In 2007 Bella added to her BA in English Literature with a Masters degree in Music from Newcastle University; emerging from her studies with the traditional and original songs that formed her impressive debut album Night Visiting  (including material sourced from Edale’s neighbouring valley Castleton).

Accompanied by former Last Night’s Fun box player Chris Sherburn, Bella trod the folk club and festivals circuit, all the while embarking on projects as diverse as they were daunting in scale and ambition. Be that singing the Scottish ballad ‘Annie Laurie’ on Radio 2’s Titanic: Minute by Minute programme (the song was said to have been heard on the SS Californian as it sailed by the doomed ship) or performing unaccompanied in the centre of a sold-out Royal Albert Hall during The Proms. More recently she co-wrote with former Beautiful South guitarist David Rotheray, for his concept album The Life of Birds, and composed the music for Radio 4’s The People’s Post – a documentary on the history of the Post Office.

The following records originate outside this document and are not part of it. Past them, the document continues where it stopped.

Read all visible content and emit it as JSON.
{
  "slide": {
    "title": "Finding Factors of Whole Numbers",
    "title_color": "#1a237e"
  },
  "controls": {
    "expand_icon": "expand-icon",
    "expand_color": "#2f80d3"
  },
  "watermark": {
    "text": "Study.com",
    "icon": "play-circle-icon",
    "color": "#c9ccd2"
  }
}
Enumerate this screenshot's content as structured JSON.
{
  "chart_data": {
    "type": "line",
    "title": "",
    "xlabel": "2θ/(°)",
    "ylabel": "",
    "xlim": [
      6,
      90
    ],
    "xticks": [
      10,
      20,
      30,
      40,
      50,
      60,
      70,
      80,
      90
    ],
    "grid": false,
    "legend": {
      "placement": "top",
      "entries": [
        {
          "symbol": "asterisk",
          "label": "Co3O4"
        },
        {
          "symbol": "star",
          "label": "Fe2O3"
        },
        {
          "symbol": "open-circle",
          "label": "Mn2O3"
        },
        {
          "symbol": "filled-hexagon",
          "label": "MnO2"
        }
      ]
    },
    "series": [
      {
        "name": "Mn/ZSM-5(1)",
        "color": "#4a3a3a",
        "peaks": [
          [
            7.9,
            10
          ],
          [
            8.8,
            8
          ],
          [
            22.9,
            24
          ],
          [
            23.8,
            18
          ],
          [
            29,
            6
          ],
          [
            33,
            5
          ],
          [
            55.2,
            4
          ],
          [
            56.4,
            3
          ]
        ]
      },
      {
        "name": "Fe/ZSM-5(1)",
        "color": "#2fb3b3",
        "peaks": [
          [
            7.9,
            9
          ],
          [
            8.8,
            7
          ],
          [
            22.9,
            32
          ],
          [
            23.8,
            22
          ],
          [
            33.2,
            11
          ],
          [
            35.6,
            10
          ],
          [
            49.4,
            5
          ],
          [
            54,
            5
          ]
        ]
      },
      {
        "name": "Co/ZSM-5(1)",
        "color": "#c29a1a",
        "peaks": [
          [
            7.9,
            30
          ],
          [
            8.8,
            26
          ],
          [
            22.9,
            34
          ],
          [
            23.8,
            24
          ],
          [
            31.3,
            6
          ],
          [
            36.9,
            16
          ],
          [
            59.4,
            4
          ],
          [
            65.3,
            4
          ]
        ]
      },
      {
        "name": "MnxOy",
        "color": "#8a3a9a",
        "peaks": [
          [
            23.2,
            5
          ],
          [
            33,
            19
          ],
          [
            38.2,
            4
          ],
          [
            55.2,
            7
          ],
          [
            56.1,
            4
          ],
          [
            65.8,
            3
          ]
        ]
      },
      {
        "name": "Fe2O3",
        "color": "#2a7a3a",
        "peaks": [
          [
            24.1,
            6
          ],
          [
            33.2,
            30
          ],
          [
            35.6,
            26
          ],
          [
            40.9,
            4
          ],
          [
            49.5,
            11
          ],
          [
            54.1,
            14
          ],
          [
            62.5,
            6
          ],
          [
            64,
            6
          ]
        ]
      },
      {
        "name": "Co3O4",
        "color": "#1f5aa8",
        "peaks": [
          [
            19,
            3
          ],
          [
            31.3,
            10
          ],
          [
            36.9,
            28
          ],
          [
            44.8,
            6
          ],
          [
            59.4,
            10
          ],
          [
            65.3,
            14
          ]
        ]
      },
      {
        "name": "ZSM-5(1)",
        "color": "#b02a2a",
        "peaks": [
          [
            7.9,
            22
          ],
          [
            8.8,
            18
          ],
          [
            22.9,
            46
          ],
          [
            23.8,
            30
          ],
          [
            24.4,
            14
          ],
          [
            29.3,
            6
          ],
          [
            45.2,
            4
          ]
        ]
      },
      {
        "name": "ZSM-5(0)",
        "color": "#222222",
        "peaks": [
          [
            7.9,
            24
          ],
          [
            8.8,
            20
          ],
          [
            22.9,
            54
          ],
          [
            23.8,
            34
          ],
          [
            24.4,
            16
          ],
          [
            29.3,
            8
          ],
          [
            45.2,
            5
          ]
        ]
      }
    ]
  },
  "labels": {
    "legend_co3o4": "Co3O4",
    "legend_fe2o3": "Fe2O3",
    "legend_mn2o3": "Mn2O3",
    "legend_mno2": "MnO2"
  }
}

Bella’s second album, In The Shadow Of The Mountains saw her writing songs of modern social history (in particular the 2007 foot-and-mouth outbreak that devastated farming communities) and retellings of familiar folk tales in urban domestic settings (the highway-woman ‘Sovay’ became a disconsolate housewife.) English Dance and Song magazine described it as: “lyrical portraiture that brings to mind no less than Lennon and McCartney.”

A period of Prince-like prolificacy followed the release of 2011’s award-winning Songs Lost And Stolen, beginning with an album inspired by and adapted from The Ballads and Songs of Derbyshire, published in 1867. The Dark Peak And The White, produced by Lau’s Kris Drever, confirmed her place as one of modern folk’s finest singers, with MOJO magazine writing “lovingly presented, her singing is glorious”, while The Guardian called her vocal performance on the record “as fine, cool and no-nonsense as ever”.

In that same year Bella recorded and released another album: Bright Morning Star. Intended simply as a souvenir of her seasonal tour, the record – which combined yuletide standards with traditional carols (and even found room for Shakin’ Stevens and a Barenaked Ladies number) – received a four star review from The Times who called the Christmas collection “a quiet, unassuming treasure trove.”

2012 also saw the fruition of a long-held plan to record an album with Brit folk trailblazer Eliza Carthy and friends Lucy Farrell and Kate Young. Initially just an idea in Northumbrian piping pioneer Kathryn Tickell’s head (according to Eliza she’d failed to notice they were all female singers and fiddle players), Carthy, Hardy, Farrell & Young released their debut album Laylam at the start of 2013.